This issue has been marked as stale because it has been open for 90 days with no activity. This thread will be automatically closed in 30 days if no further activity occurs.

invidian commented 2 years ago

Not stale please

nwsparks commented 2 years ago

I'm also running into issues with this when installing large helm charts due to our VPN. Being able to set a timeout or throttle concurrent calls would be extremely helpful.

A good example is this chart which installs many sub charts: https://github.com/newrelic/helm-charts/tree/master/charts/nri-bundle

github-actions[bot] commented 2 years ago

This issue has been marked as stale because it has been open for 90 days with no activity. This thread will be automatically closed in 30 days if no further activity occurs.

invidian commented 2 years ago

This is still a problem.

gecube commented 2 years ago

The solution is simple as 2*2. One needs to add new command-line argument like "--api-server-timeout" for helm and pass it's value to client-go library.

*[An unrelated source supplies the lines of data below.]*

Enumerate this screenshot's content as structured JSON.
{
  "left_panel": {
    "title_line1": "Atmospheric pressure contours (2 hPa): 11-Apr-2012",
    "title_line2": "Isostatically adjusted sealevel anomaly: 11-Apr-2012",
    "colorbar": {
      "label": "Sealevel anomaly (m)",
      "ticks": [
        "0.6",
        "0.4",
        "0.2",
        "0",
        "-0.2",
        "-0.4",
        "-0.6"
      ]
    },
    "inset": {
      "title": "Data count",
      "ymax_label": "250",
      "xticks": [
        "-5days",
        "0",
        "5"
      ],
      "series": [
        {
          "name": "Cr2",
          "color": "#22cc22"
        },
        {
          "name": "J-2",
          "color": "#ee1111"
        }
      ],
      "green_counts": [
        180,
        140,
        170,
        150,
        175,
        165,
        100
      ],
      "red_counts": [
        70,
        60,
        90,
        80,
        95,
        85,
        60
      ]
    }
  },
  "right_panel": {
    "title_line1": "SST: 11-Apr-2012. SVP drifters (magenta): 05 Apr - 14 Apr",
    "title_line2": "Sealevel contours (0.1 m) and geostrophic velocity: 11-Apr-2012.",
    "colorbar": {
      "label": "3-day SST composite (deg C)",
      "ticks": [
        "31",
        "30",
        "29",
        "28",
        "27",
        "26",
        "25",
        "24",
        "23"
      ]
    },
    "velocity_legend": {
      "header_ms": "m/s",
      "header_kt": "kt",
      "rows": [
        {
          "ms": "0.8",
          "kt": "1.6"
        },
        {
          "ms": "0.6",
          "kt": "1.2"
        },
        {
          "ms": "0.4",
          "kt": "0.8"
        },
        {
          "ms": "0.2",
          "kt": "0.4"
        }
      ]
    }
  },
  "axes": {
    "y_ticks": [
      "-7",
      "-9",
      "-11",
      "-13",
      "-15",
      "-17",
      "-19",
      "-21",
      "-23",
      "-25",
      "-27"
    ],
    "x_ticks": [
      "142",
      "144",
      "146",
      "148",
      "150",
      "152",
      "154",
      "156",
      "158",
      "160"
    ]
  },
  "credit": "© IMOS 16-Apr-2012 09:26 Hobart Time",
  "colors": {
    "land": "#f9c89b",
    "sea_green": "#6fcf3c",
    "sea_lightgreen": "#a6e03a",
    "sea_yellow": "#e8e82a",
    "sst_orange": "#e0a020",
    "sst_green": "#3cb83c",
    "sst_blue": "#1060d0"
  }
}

github-actions[bot] commented 2 years ago

This issue has been marked as stale because it has been open for 90 days with no activity. This thread will be automatically closed in 30 days if no further activity occurs.

invidian commented 2 years ago

Still relevant

github-actions[bot] commented 1 year ago

This issue has been marked as stale because it has been open for 90 days with no activity. This thread will be automatically closed in 30 days if no further activity occurs.

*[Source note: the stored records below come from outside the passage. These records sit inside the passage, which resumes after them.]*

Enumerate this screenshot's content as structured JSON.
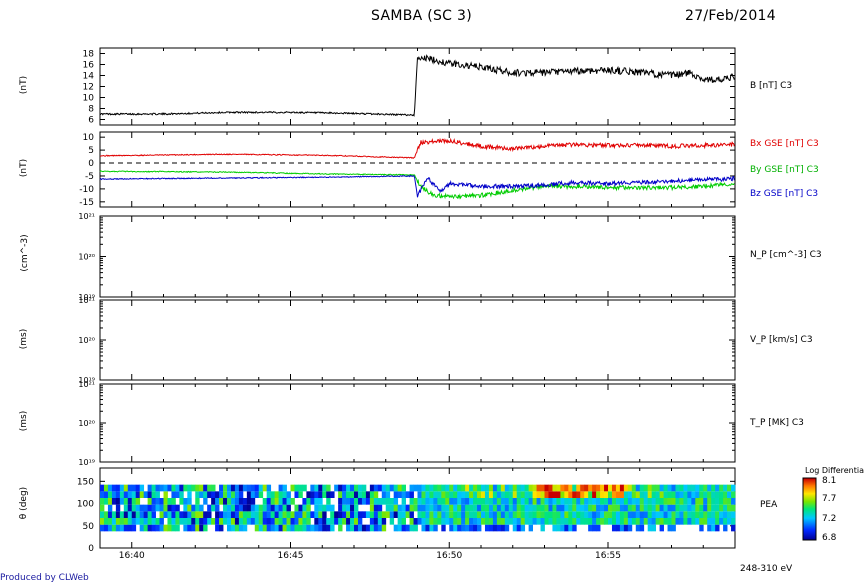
{
  "header": {
    "title": "SAMBA (SC 3)",
    "date": "27/Feb/2014"
  },
  "footer": {
    "credit": "Produced by CLWeb"
  },
  "x_axis": {
    "ticks": [
      "16:40",
      "16:45",
      "16:50",
      "16:55"
    ]
  },
  "panels": [
    {
      "unit": "(nT)",
      "label": "B [nT] C3",
      "ticks": [
        "18",
        "16",
        "14",
        "12",
        "10",
        "8",
        "6"
      ]
    },
    {
      "unit": "(nT)",
      "labels": [
        "Bx GSE [nT] C3",
        "By GSE [nT] C3",
        "Bz GSE [nT] C3"
      ],
      "ticks": [
        "10",
        "5",
        "0",
        "-5",
        "-10",
        "-15"
      ]
    },
    {
      "unit": "(cm^-3)",
      "label": "N_P [cm^-3] C3",
      "ticks": [
        "10²¹",
        "10²⁰",
        "10¹⁹"
      ]
    },
    {
      "unit": "(ms)",
      "label": "V_P [km/s] C3",
      "ticks": [
        "10²¹",
        "10²⁰",
        "10¹⁹"
      ]
    },
    {
      "unit": "(ms)",
      "label": "T_P [MK] C3",
      "ticks": [
        "10²¹",
        "10²⁰",
        "10¹⁹"
      ]
    },
    {
      "unit": "θ (deg)",
      "label": "PEA",
      "sublabel": "248-310 eV",
      "ticks": [
        "150",
        "100",
        "50",
        "0"
      ]
    }
  ],
  "colorbar": {
    "title": "Log Differential",
    "ticks": [
      "8.1",
      "7.7",
      "7.2",
      "6.8"
    ]
  },
  "colors": {
    "bx": "#e00000",
    "by": "#00cc00",
    "bz": "#0000c8",
    "btotal": "#000000",
    "credit": "#1a1aa0"
  },
  "chart_data": [
    {
      "type": "line",
      "ylabel": "(nT)",
      "ylim": [
        5,
        19
      ],
      "xlim": [
        "16:39",
        "16:59"
      ],
      "series": [
        {
          "name": "B [nT] C3",
          "x": [
            "16:39",
            "16:41",
            "16:43",
            "16:45",
            "16:47",
            "16:48.9",
            "16:49.0",
            "16:49.5",
            "16:50",
            "16:51",
            "16:52",
            "16:53",
            "16:54",
            "16:55",
            "16:56",
            "16:57",
            "16:57.6",
            "16:58",
            "16:58.6",
            "16:59"
          ],
          "values": [
            7.0,
            7.0,
            7.3,
            7.3,
            7.1,
            6.8,
            17.5,
            16.8,
            16.2,
            15.5,
            14.5,
            14.5,
            14.8,
            15.0,
            14.6,
            14.0,
            14.5,
            13.3,
            13.2,
            13.8
          ]
        }
      ]
    },
    {
      "type": "line",
      "ylabel": "(nT)",
      "ylim": [
        -17,
        12
      ],
      "xlim": [
        "16:39",
        "16:59"
      ],
      "series": [
        {
          "name": "Bx GSE [nT] C3",
          "x": [
            "16:39",
            "16:43",
            "16:46",
            "16:48.9",
            "16:49.1",
            "16:50",
            "16:51",
            "16:52",
            "16:53",
            "16:54",
            "16:55",
            "16:56",
            "16:57",
            "16:58",
            "16:59"
          ],
          "values": [
            2.8,
            3.4,
            3.0,
            2.0,
            8.0,
            8.6,
            6.5,
            5.5,
            6.5,
            7.2,
            6.8,
            7.0,
            6.5,
            6.8,
            7.2
          ]
        },
        {
          "name": "By GSE [nT] C3",
          "x": [
            "16:39",
            "16:43",
            "16:46",
            "16:48.9",
            "16:49.1",
            "16:49.5",
            "16:50",
            "16:51",
            "16:52",
            "16:53",
            "16:54",
            "16:55",
            "16:56",
            "16:57",
            "16:58",
            "16:59"
          ],
          "values": [
            -3.2,
            -3.5,
            -4.2,
            -4.6,
            -9.0,
            -12.5,
            -13.0,
            -12.5,
            -10.5,
            -9.0,
            -9.0,
            -9.5,
            -9.5,
            -9.5,
            -9.0,
            -8.0
          ]
        },
        {
          "name": "Bz GSE [nT] C3",
          "x": [
            "16:39",
            "16:43",
            "16:46",
            "16:48.9",
            "16:49.0",
            "16:49.3",
            "16:49.7",
            "16:50",
            "16:51",
            "16:52",
            "16:53",
            "16:54",
            "16:55",
            "16:56",
            "16:57",
            "16:58",
            "16:59"
          ],
          "values": [
            -6.2,
            -5.8,
            -5.5,
            -5.0,
            -13.0,
            -5.5,
            -11.0,
            -8.0,
            -9.0,
            -9.0,
            -8.5,
            -7.5,
            -8.0,
            -7.5,
            -7.0,
            -6.5,
            -6.0
          ]
        }
      ]
    },
    {
      "type": "line",
      "ylabel": "(cm^-3)",
      "ylim": [
        "1e19",
        "1e21"
      ],
      "series": []
    },
    {
      "type": "line",
      "ylabel": "(ms)",
      "ylim": [
        "1e19",
        "1e21"
      ],
      "series": []
    },
    {
      "type": "line",
      "ylabel": "(ms)",
      "ylim": [
        "1e19",
        "1e21"
      ],
      "series": []
    },
    {
      "type": "heatmap",
      "ylabel": "θ (deg)",
      "ylim": [
        0,
        180
      ],
      "xlim": [
        "16:39",
        "16:59"
      ],
      "pitch_angle_bins_deg": [
        45,
        60,
        75,
        90,
        105,
        120,
        135
      ],
      "colorbar_range": [
        6.8,
        8.1
      ],
      "description_note": "Before 16:49 mixed 6.8-7.6 levels with gaps; after 16:49 mostly 7.2-7.5 with higher 7.7-8.1 values near 135-150 deg around 16:54-16:56"
    }
  ]
}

daro1337 commented 1 year ago

This is still a problem.

sachinms27 commented 1 year ago

Still a problem.

sachinms27 commented 1 year ago

Can someone suggest a workaround please? Retries aren't helping us as we have a VPN between our on-prem network and the cloud V-Net which can become choked for many hours.

joejulian commented 1 year ago

Maybe run helm from a pod or vm that doesn't cross a vpn?

github-actions[bot] commented 1 year ago

This issue has been marked as stale because it has been open for 90 days with no activity. This thread will be automatically closed in 30 days if no further activity occurs.

joejulian commented 1 year ago

Since it's been a while since my suggestion and there's been no further conversation about this, I'm going to go ahead and close it.

varunpalekar commented 1 year ago

We are still facing problem on clusters having 100+ CRDs

alakdae commented 10 months ago

Same here, random timeouts, would love the option to change API calls timeout

AndresPinerosZen commented 6 months ago

Please support this.

L1ghtman2k commented 3 months ago

@joejulian, could we reopen this? We are running on microk8s directly against the host. /openapi/v3 endpoints can take >30 seconds to return the schema with large amount of CRDs on the cluster.

I don't think we can also address the https://github.com/hashicorp/terraform-provider-helm/issues/1156, until this is addressed

joejulian commented 3 months ago

Sure, done. 🙌

github-actions[bot] commented 2 weeks ago

This issue has been marked as stale because it has been open for 90 days with no activity. This thread will be automatically closed in 30 days if no further activity occurs.

liwoove commented 10 hours ago

Hi, this is a requested feature within our organization as well, could somone take a look the review above?

Thank you.